Emma sprang auf, zog ihre Sachen aus und wurstelte sich ihr Shirt über den Kopf. Schnell füllte sie im Bad ihren Teebecher mit Wasser auf und stellte ihn auf der Kommode ab, dann sprang sie zurück ins Bett, kuschelte sich unter ihre drei Decken und nahm die Papierbögen erneut in die Hand. Es war tatsächlich etwas Wertvolles, was sie hier entdeckt hatte! Mary war eine Zeitzeugin der schwersten Jahre der neueren irischen Geschichte. Auf keinen Fall durften diese Tagebuchseiten durcheinander geraten. Sie waren nur lose aufeinander gelegt und nicht nummeriert. Sie musste aufpassen, dass ihr der Stapel nicht versehentlich auseinander fiel.

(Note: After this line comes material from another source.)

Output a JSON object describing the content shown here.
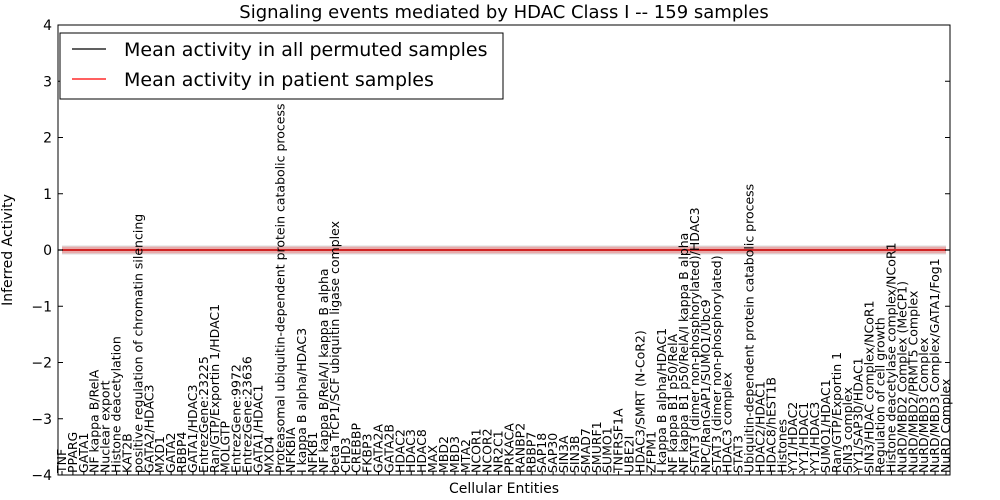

Ob Mary ihren Jonathan Farlow wieder gesehen hatte? Am nächsten Tag wollten sie einander treffen ... Vorsichtig legte sie das erste Blatt zur Seite und sah auf dem zweiten nach dem nächsten Datum und Eintrag. Und ja, da stand es:

3. August 1849.

Und darunter folgte sehr viel Text.
Wie schnell sie sich an die Schrift gewöhnt hatte! Entsetzlich neugierig und mit einem gespannten Kribbeln im Bauch vertiefte sie sich in den nächsten Abschnitt. Diese Mary Sheehan war verrückt! Heiraten - mit fünfzehn! Sie musste unbedingt wissen, wie ihre Geschichte weiter ging. Das würde eine lange Nacht werden.